Three things as I continue catching up with some old news, starting with this awesome pin-up by my good friend Gavin Spence. I love how he even worked in the zipatone effect. Thanks, Gav!
Then there’s this picture that Robot God Akamatsu‘s writer James Biggie posted with evidence of his son’s very discerning taste in literature.
And finally, my friend JK Parkin very nicely talked about Kill All Monsters in Robot 6′s Report Card column after the graphic novel hit stores last year. I’ve known JK a long time and we have really similar tastes in comics, so it makes me especially happy that he digs KAM.
He writes, “May and Copland have engaged in some pretty cool world-building, taking the basic idea and running with it until they have something special that goes way beyond what you might expect from ‘another giant monster title.’” Thanks so much, JK!
Got a fragrant potpourri of Kill All Monsters updates for you this morning, starting with a look at some of the cards Jason made last year for the Kickstarter levels that include sketches. Rather than just sketch in the books, Jason went all out and had special cards printed so that he could do something a little nicer.
Speaking of Kickstarter, we’ve talked about doing another Kill All Monsters comic a little sooner than expected. Before we release Volume 2, we’d like to put together a one-shot single issue (around 30+ story pages) that expands on the world a little while also tying into the story we’re telling in the graphic novels. We thought about doing it as a Kickstarter project, but we’re not sure that’s the best way to get a single-issue comic printed. It’s all written though and we want to do it, so it’s just a matter of figuring out the best way to go about it.
I don’t want to give too much away about it except that it’s inspired by this:
That’s a piece that Jason drew for the Monstrosity anthology and it’s not the only giant robot pinup he’s done lately. He also did this one for last year’s Baltimore Comic-Con yearbook, which had a Usagi Yojimbo theme. Mike Spicer did the colors and it looks great.
Finally, Jeff Bouchard from Comic Spectrum wrote a very nice review of Kill All Monsters giving it 4 out of 5 stars. He said that he got a Kamandi feel from it (very cool) and wrote that it “provides a visceral experience from the over-the-top battles between monster and mech at the same time weaving deeper plot points that leave you thinking and wondering where the story will go.” Thanks, Jeff!
Special thanks to reader Andrew Schmidt who posted this awesome photo of his copy of Kill All Monsters to Facebook. We love it!
And another very special thanks to the folks who’ve reviewed Kill All Monsters on Amazon so far. There are currently seven reviews – all of them 5-stars – and Jason and I are so very grateful. Whatever the star ratings, it would be awesome to have some more reviews there. If you’ve had a chance to read it and wouldn’t mind leaving some feedback on the Amazon page, that helps a lot to let new people find the book.

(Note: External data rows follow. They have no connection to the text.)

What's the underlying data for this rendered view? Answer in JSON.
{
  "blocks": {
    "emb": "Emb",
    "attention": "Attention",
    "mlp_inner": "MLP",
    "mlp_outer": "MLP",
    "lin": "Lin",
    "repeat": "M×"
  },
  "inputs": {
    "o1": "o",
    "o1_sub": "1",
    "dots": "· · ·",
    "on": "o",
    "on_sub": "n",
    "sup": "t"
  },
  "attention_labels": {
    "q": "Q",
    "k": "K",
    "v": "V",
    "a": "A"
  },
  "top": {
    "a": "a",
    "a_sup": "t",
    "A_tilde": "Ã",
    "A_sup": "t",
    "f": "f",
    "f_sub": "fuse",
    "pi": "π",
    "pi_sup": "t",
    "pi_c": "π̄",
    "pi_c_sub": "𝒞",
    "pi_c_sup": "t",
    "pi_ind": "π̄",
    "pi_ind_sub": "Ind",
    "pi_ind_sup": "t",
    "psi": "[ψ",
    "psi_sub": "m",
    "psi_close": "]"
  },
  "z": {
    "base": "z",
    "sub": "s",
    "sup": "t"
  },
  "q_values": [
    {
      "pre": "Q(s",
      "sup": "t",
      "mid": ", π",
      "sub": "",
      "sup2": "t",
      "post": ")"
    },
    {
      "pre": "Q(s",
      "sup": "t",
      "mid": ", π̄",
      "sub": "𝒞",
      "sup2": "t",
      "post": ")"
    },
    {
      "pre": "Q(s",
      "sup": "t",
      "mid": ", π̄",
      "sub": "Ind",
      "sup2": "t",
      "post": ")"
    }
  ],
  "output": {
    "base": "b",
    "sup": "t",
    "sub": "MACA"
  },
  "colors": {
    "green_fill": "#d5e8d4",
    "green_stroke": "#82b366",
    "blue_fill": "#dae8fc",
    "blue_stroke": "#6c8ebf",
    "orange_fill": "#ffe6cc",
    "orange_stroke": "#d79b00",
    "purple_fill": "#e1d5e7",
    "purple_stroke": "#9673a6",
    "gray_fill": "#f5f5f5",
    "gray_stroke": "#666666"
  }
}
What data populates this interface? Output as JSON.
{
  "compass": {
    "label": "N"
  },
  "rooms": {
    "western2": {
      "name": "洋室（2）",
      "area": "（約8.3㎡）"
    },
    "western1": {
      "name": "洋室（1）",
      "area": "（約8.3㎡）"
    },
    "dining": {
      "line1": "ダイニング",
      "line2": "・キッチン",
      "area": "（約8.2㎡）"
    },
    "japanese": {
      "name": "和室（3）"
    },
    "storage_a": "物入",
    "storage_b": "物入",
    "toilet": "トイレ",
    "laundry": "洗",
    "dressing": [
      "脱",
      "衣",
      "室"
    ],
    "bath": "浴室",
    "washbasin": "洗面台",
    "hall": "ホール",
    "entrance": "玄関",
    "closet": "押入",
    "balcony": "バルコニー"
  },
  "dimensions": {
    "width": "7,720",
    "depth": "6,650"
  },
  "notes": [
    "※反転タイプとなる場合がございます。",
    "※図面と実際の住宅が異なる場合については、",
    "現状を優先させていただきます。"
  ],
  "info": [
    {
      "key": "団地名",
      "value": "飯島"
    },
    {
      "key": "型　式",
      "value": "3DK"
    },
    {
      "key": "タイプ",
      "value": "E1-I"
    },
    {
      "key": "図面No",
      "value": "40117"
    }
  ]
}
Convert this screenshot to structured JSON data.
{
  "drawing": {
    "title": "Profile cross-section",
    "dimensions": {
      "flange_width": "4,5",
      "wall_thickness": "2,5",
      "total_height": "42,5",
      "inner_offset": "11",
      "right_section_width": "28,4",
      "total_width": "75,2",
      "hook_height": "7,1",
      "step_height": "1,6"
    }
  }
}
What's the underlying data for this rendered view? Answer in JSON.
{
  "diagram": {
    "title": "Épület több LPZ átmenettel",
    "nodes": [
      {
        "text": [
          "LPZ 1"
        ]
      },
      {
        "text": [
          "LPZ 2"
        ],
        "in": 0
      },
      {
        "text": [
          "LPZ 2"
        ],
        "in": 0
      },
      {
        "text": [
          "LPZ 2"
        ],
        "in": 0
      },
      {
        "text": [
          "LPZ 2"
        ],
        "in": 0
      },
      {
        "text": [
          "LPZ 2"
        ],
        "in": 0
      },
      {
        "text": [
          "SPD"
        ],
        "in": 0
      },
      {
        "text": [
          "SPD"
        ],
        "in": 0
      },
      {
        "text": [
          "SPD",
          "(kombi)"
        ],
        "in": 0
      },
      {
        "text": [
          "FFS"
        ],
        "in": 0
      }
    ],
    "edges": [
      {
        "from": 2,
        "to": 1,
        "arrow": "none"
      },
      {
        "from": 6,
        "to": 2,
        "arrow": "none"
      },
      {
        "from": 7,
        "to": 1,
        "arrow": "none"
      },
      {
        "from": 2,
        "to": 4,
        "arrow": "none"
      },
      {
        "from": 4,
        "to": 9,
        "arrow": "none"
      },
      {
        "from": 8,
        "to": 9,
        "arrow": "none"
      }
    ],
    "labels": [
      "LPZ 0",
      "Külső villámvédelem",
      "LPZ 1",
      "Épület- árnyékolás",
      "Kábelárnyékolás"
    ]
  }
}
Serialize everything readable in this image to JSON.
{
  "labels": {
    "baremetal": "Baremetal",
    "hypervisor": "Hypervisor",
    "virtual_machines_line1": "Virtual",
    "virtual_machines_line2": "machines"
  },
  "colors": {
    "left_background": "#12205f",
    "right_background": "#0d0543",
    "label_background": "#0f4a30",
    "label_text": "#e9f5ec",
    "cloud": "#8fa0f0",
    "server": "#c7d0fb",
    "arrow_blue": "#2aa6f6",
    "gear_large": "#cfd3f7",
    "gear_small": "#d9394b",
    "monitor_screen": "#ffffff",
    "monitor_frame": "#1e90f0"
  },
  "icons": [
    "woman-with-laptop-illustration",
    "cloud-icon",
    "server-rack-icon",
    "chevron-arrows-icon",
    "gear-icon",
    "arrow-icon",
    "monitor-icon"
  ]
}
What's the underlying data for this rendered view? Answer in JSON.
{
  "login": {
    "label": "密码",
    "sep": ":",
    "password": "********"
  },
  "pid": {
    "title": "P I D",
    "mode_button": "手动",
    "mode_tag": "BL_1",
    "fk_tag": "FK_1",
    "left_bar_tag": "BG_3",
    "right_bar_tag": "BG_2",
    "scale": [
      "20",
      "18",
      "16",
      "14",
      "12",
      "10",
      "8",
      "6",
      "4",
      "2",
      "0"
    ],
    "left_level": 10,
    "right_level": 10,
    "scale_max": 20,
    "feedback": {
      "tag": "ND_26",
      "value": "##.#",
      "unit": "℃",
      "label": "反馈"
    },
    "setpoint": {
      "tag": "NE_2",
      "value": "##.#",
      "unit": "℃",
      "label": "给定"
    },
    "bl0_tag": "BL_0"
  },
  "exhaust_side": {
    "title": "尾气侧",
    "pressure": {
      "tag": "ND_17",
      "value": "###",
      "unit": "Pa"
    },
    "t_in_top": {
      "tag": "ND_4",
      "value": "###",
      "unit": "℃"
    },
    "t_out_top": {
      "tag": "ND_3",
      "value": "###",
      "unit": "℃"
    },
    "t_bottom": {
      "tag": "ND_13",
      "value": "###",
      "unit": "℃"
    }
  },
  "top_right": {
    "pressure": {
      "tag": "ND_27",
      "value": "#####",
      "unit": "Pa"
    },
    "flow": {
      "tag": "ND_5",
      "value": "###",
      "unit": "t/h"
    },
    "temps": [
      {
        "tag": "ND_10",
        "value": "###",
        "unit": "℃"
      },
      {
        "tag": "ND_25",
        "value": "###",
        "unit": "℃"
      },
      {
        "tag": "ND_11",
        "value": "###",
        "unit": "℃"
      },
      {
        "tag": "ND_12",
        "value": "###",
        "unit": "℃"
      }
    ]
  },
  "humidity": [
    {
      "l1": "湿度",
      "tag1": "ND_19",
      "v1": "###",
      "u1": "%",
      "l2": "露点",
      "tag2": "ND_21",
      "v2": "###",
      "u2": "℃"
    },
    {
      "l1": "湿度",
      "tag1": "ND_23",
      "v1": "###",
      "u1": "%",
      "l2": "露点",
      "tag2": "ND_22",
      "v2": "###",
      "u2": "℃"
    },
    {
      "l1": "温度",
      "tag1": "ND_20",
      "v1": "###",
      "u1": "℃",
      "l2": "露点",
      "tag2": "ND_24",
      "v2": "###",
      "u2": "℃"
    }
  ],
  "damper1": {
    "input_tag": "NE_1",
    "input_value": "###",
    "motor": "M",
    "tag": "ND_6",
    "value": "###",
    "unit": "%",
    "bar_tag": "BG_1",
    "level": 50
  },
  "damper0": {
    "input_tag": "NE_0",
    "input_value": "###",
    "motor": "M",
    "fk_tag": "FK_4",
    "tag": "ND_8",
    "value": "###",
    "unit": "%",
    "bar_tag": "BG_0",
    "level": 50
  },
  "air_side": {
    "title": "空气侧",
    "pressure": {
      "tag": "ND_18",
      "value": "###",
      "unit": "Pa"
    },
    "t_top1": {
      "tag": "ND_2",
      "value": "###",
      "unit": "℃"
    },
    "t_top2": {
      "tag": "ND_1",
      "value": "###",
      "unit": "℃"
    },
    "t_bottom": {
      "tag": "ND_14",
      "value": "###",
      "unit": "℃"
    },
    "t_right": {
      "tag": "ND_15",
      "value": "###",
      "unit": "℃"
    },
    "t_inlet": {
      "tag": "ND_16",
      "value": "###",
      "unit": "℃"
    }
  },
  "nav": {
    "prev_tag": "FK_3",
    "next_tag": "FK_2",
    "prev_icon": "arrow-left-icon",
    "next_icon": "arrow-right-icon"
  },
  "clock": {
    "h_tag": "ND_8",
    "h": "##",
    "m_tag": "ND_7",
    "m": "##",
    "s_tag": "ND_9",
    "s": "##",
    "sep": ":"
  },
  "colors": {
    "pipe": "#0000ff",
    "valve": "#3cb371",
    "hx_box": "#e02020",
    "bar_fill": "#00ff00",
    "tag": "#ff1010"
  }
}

I wanted to share this before Halloween, but the fearsome festivities got away from me. I couldn’t stop laughing and clapping my hands at this Longbox of the Damned review of Kill All Monsters, and not just because it’s positive. The Longbox of the Damned series has Atop the Fourth Wall’s Lewis Lovhaug dressing as a late-night, local-access horror movie host to review monster comics and it is awesome.
Thanks so much, Lewis, and we’re glad you liked the book!
Gonna do a better job at updating this blog with KAM news. I apologize for the radio silence; it’s been a busy summer and early autumn processing Kickstarter rewards. I’m almost done with that though, so I want to get back in the groove of posting here.
Even when it’s just a quick note to say that Rob McMonigal at Panel Patter wrote a nice review of the book. Here’s an excerpt:
May has to cover a lot of expository ground as he and Copland create this world, but I never felt like the story bogged down. We find out a lot by seeing it, thanks to Copland’s panels, and I think the serial nature of its origins as a webcomic forced May to find a way to get across the information in bits and pieces while the overall story kept moving. (There’s nothing worse than a webcomic that bogs down into days upon days of narration.) The introduction of the AI robot, learning of the Paris Underground, and even finding out that perhaps some humans are traitors to their kind all weave into the story organically. It’s some of the best world-building I’ve seen in quite some time.